Этим результатом были недовольны все — и генеральный, и Федотов, и, естественно, я. Больше всех недоволен был министр авиации Дементьев, потому что необходимо было переделывать все 140 крыльев. Но будущее показало, что решение это было правильное, так как за этим стояли жизни конкретных лётчиков, погибших вследствие этого эффекта. К тому же были непреклонны военные: эта авария показала, что если уж даже фирменный лётчик-испытатель с трудом справился с этой ситуацией, то в строевой части с ней вряд ли кто справится. Защищать это крыло я не имел морального права, хотя методически оно вполне было пригодно, но и с себя вины за случившееся не снимал. Председатель комиссии Олег Васильевич Гудков, посмотрев плёнки, согласился, что причиной этого случая явился недостаток в разработке крыла, вещь действительно опасная. Но и меня выгораживать он не мог. И я был с ним согласен. Крыло действительно нуждалось в доработке, но в том конкретном случае вина полностью лежала на мне. Что я и принял. И попросил, чтобы лётная комиссия в своём выводе написала, что в происшествии виноват лётчик. Так и написали. Хотя нет худа без добра. После этого случая все самолёты были переделаны на механизацию по передней кромке. В ЛИИ остался только один не переделанный самолёт, и надо же такому случиться, что именно на этом режиме погиб один из моих близких друзей — Эн Каарма, начальник Школы лётчиков-испытателей. В такой же ситуации мы ещё раньше потеряли Витю Шкарлата — он садился зимой в поле на МиГ-23 без двигателя, и на выравнивании попал в этот режим. Позже погиб мой друг Анатолий Кузнецов на Су-24. Он взлетал без закрылков, и после превышения угла атаки самолёт попал в непроизвольное кренение.
Все тогда мне сочувствовали, что я попал в такое сложное положение, отмечая, правда, что мои действия были адекватны сложившейся ситуации, и если бы я их не предпринял, закончиться всё могло по-иному. Мне это, конечно, было приятно, потому что у меня на душе кошки скребли, ведь я подвёл фирму в ответственный момент подписания приёма самолёта на вооружение. Правда, Пётр Максимович Остапенко постарался меня подбодрить, сказав:
— Что ж, Валера, бывает. Зато теперь хоть крыло переделают. Все мы ошибаемся. Благодари судьбу, что жив остался!
В последующем я рассказывал об этом случае, хотя и с большой неохотой, своим ученикам, приводя его в качестве примера неправильных действий лётчика-испытателя при подготовке к полёту. Но если кто-то из знакомых напоминал мне о нём, настроение у меня портилось на несколько дней, потому что это было невольным напоминанием о моём просчёте именно как лётчика-испытателя. И я, как профессионал, выше «двойки» за тот случай не заслуживал. Поэтому я был полностью согласен с той строгой оценкой, которую мне дали.

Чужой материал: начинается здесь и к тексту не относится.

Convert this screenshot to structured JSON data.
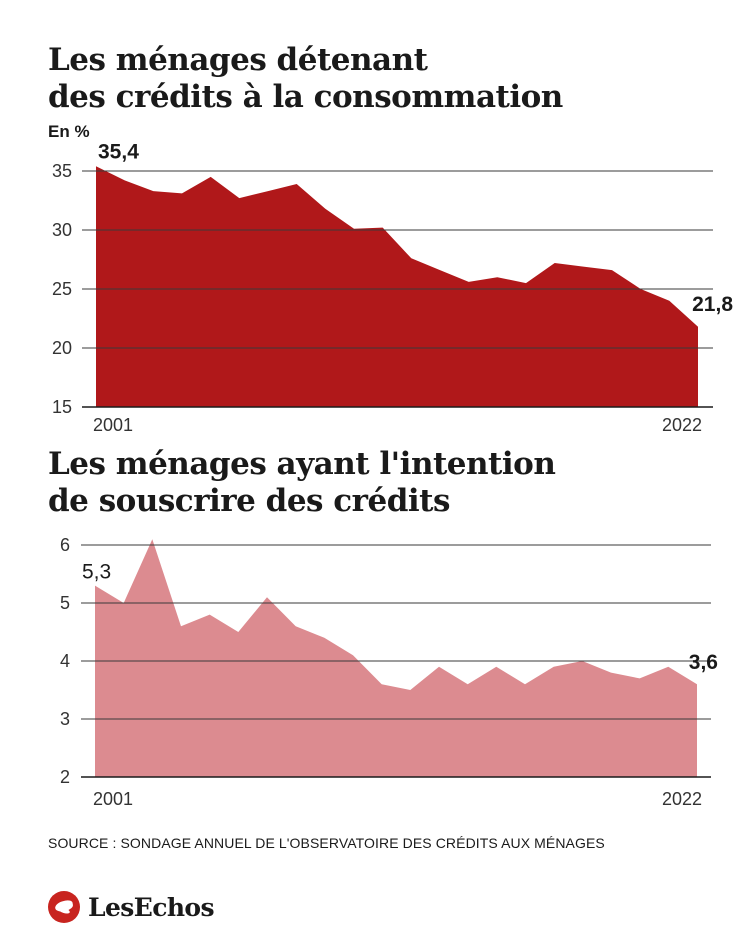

Помню, на каком-то совещании я увидел плакат, на котором подробно разбирался мой случай. Я с ужасом подумал, сколько людей будут смотреть эти кривые и обсуждать меня. Но когда я к тому же увидел, этот случай получил название «эффект Меницкого», меня чуть удар не хватил. Бог с ними, с кривыми наглядно иллюстрирующими допущенную мной ошибку, но ведь если она будет носить моё имя — это клеймо на всю жизнь! Увидев, как я переживаю, два достаточно солидных человека мне удивлённо сказали:
— Да ты что, ты же в истории останешься!
Но я буквально взмолился:
— Христом Богом прошу, уберите вы это название! Это же чёрная страница в моей биографии.

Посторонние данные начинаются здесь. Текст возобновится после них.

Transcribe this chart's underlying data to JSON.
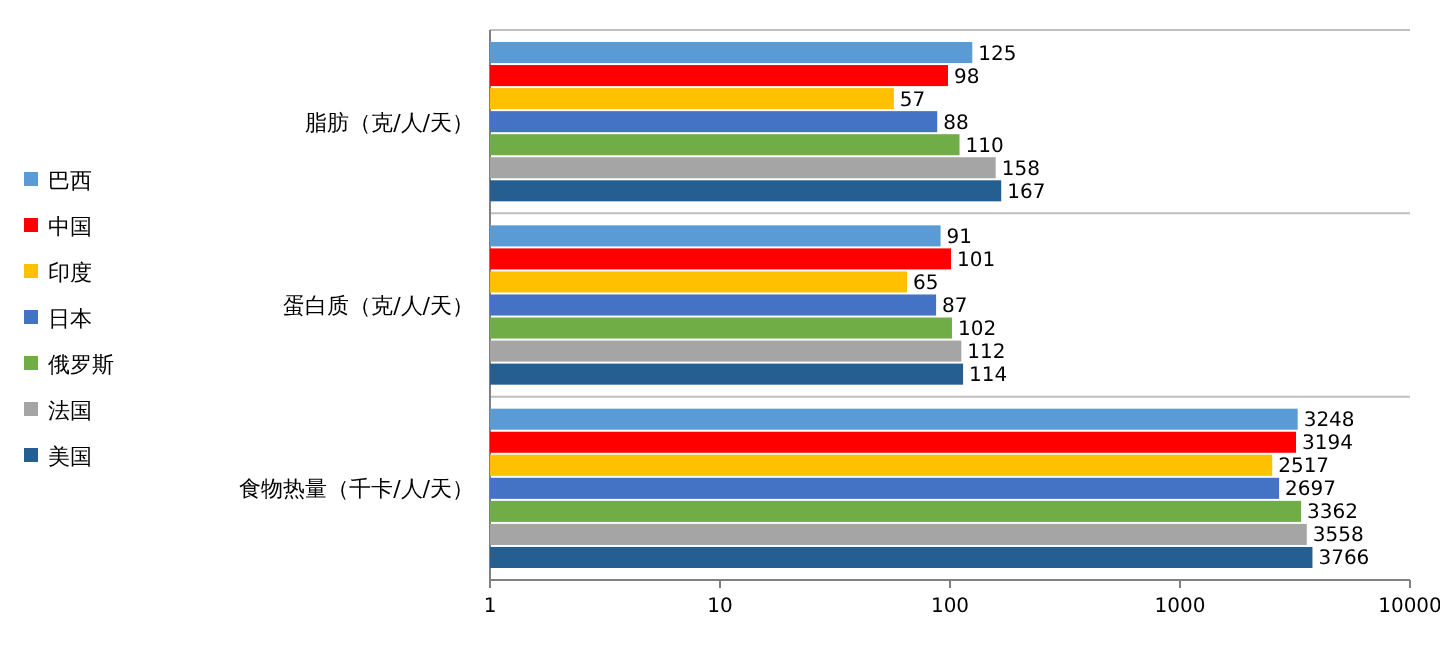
{
  "chart_data": {
    "type": "bar",
    "orientation": "horizontal",
    "log": "x",
    "categories": [
      "脂肪（克/人/天）",
      "蛋白质（克/人/天）",
      "食物热量（千卡/人/天）"
    ],
    "series": [
      {
        "name": "巴西",
        "color": "#5b9bd5",
        "values": [
          125,
          91,
          3248
        ]
      },
      {
        "name": "中国",
        "color": "#ff0000",
        "values": [
          98,
          101,
          3194
        ]
      },
      {
        "name": "印度",
        "color": "#ffc000",
        "values": [
          57,
          65,
          2517
        ]
      },
      {
        "name": "日本",
        "color": "#4472c4",
        "values": [
          88,
          87,
          2697
        ]
      },
      {
        "name": "俄罗斯",
        "color": "#70ad47",
        "values": [
          110,
          102,
          3362
        ]
      },
      {
        "name": "法国",
        "color": "#a5a5a5",
        "values": [
          158,
          112,
          3558
        ]
      },
      {
        "name": "美国",
        "color": "#255e91",
        "values": [
          167,
          114,
          3766
        ]
      }
    ],
    "xlim": [
      1,
      10000
    ],
    "xticks": [
      1,
      10,
      100,
      1000,
      10000
    ],
    "data_labels": true,
    "legend": "left",
    "grid": "y"
  }
}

С Анатолием К. получилось всё наоборот. Он себя после того случая почувствовал героем.
Его поведение в Париже уже после аварии оставило у меня неприятный осадок. С одной стороны, он всех уверял, что чувствует себя хорошо, и заключение врачей, а также снимки, сделанные во французском госпитале, это подтверждали. Настолько хорошо, что Анатолий попросил разрешения перегнать спарку из Парижа в Жуковский. С другой стороны, отдыхая на выставке, он всем рассказывал, как плохо себя чувствует. Толя Иванов, лётчик-испытатель с фирмы Сухого (заслуженный лётчик-испытатель СССР, впоследствии — Герой России), обладавший хорошим чувством юмора, даже сказал мне с иронией: «Валерий Евгеньевич, если ему плохо, так положите его в госпиталь. А то как-то некрасиво получается — заставляете человека по выставке ходить да ещё перегонять самолёт в Москву…» А потом добавил: «Конечно, ему хочется быть в центре внимания, но не таким же способом этого добиваться, если ты настоящий мужчина!»
По мнению же Анатолия, в той ситуации он всё сделал идеально, и даже самому себе не признавался в том, что виноват. А главное, это же он внушал и профессионалам.